MINDBRIDGE by Joe Haldeman

The twenty-three psychics had chosen seven of their number at random to be privileged with the experience of primary contact (all having agreed that Krzyszkowiak should be among the “lucky” eight). Eight more were chosen for secondary contact.

These sixteen entered the Groombridge chamber at 14:36 on 27th November 2051.

Within seven minutes, half of them were dead.

( see attached graph1.jpg )

Every person who experienced primary contact was killed by it. None showed any symptoms of distress until the first died, little more than a minute after touching the bridge. All experimenting stopped while the two attending physicians went to his aid. Then the other primaries died, one by one.

Analyzing the tapes of the tragedy, we found a direct relationship between the individual’s psychic ability and the length of time he or she survived after primary contact. The accompanying table and graph illustrate this relationship.

The first person ever to make primary contact was the Tamer Hsi Ch’ing, who survived for three hours and forty minutes. If we assume that his Rhine score was 100 (there are no data), then his death agrees with this exponential curve.

Secondary contact proved to have no ill effects, as was also true in the first set of experiments.

Several theories have been advanced to account for this “reflex killing” on the part of the bridges. In the previous section we described the unfortunate demise of Robert Willard, and the bridge’s attempt on the life of this author when we tried to dissect the creature prior to its “slingshot” transformation. The reflex in this case is understandable in terms of self-preservation. But it is less easy to explain the reflex killing of primaries, and the obvious relationship between time-lag-to-death and Rhine potential.

A theory first advanced by Hugo Van der Walls takes into account the fossil evidence of . . .

31 – Crystal Ball I

No one alive in 2051 will ever understand the Groom-bridge bridge.

The truth was deduced in 2213 by a woman who happened to be the great-great-great-great-grandniece of Jacque Lefavre (no great coincidence: half the planet was at least that closely related to him). Her name is difficult to translate, since her language was partly telepathic, but it was something like “Still Cloud Yet Changing: Anthropologist.”

Still Cloud was investigating some unspectacular ruins left on a planet circling Antares, remnants of an extinct nonhumanoid race that had been studied extensively in the previous generation. These ruins had just been discovered, but Still Cloud studied them for years without any significant findings.

This race worshipped an ugly creature whose name we may translate as God, who supposedly lived inside the planet. An odd feature of their religion was that they believed that every inhabited planet had its own God-yet the race did not have space travel. Nowhere could she find that they had any concrete evidence that life existed on other worlds; it was simply an article of faith.

Eventually Still Cloud uncovered a palace that belonged to the planet’s highest religious leader.
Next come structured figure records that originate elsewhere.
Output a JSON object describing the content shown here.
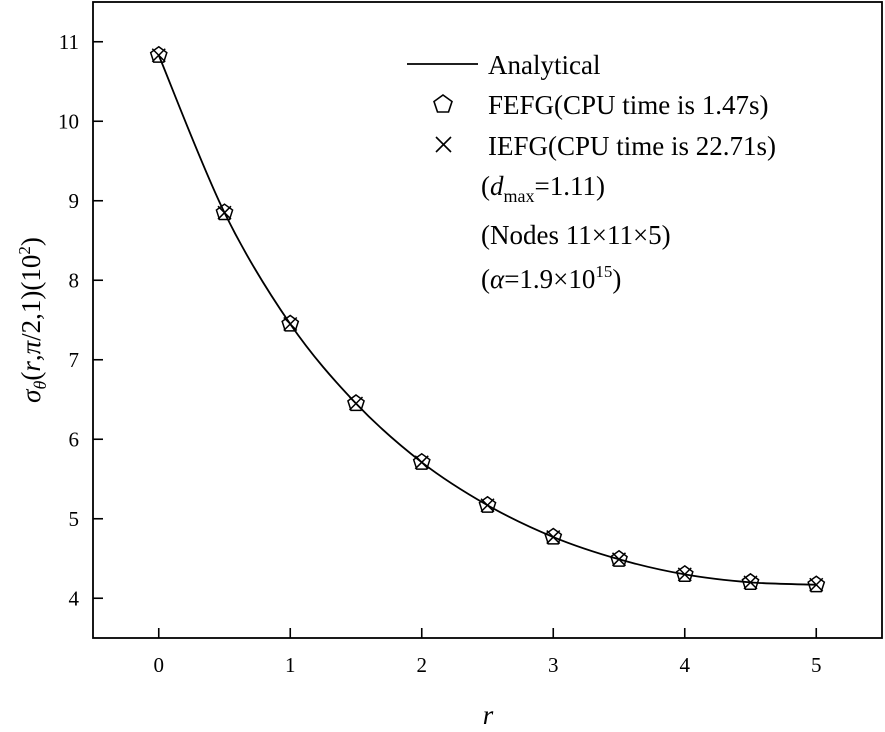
{
  "chart_data": {
    "type": "line",
    "xlabel": "r",
    "ylabel_parts": {
      "sigma": "σ",
      "sub": "θ",
      "args_a": "(",
      "r": "r",
      "args_b": ",",
      "pi": "π",
      "args_c": "/2,1)(10",
      "sup": "2",
      "args_d": ")"
    },
    "xlim": [
      -0.5,
      5.5
    ],
    "ylim": [
      3.5,
      11.5
    ],
    "xticks": [
      0,
      1,
      2,
      3,
      4,
      5
    ],
    "yticks": [
      4,
      5,
      6,
      7,
      8,
      9,
      10,
      11
    ],
    "grid": false,
    "legend_position": "top-right",
    "x": [
      0,
      0.5,
      1,
      1.5,
      2,
      2.5,
      3,
      3.5,
      4,
      4.5,
      5
    ],
    "series": [
      {
        "name": "Analytical",
        "style": "line",
        "values": [
          10.83,
          8.85,
          7.45,
          6.45,
          5.71,
          5.17,
          4.77,
          4.49,
          4.3,
          4.2,
          4.17
        ]
      },
      {
        "name": "FEFG(CPU time is 1.47s)",
        "style": "pentagon",
        "values": [
          10.83,
          8.85,
          7.45,
          6.45,
          5.71,
          5.17,
          4.77,
          4.49,
          4.3,
          4.2,
          4.17
        ]
      },
      {
        "name": "IEFG(CPU time is 22.71s)",
        "style": "cross",
        "values": [
          10.83,
          8.85,
          7.45,
          6.45,
          5.71,
          5.17,
          4.77,
          4.49,
          4.3,
          4.2,
          4.17
        ]
      }
    ],
    "annotations": {
      "dmax": {
        "open": "(",
        "d": "d",
        "sub": "max",
        "rest": "=1.11)"
      },
      "nodes": "(Nodes 11×11×5)",
      "alpha": {
        "open": "(",
        "alpha": "α",
        "mid": "=1.9×10",
        "sup": "15",
        "close": ")"
      }
    },
    "colors": {
      "line": "#000000",
      "marker": "#000000"
    }
  }
}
Underneath the palace was a labyrinthine system of tunnels, one of which led to a chamber, or apartment, that still gleamed with luxury after a quarter of a million years of abandonment: the place where God lived.

What she and other investigators had taken as myth and metaphor was actual fact: their God was an immortal, omnipotent creature who had descended from heaven to live under the earth and rule their lives and destinies. It was the representative of a race that once ruled this corner of the galaxy with benign, but absolute, authority.

In the apartment was a machine that functioned as a library. It was still in good working order; immortals build things to last. In it there was a reference to the star humans called Groombridge 1618, and to the telepathic creatures that lived there.

This immortal race had constructed the Groom-bridge bridge for its own amusement. It served as a scorekeeper in a decades-long game that involved the precise matching of emotional states. The planet Groombridge had been subjected to a kind of reverse geoformy: its ecology simplified so that none of the indigenous fauna would interfere with the game.

Human scientists were guilty of parochialism in classifying the Groombridge bridge as a physiologically simple creature. It is in fact the most complex organism ever studied-more complex than the scientists who have to dissect it by remote control.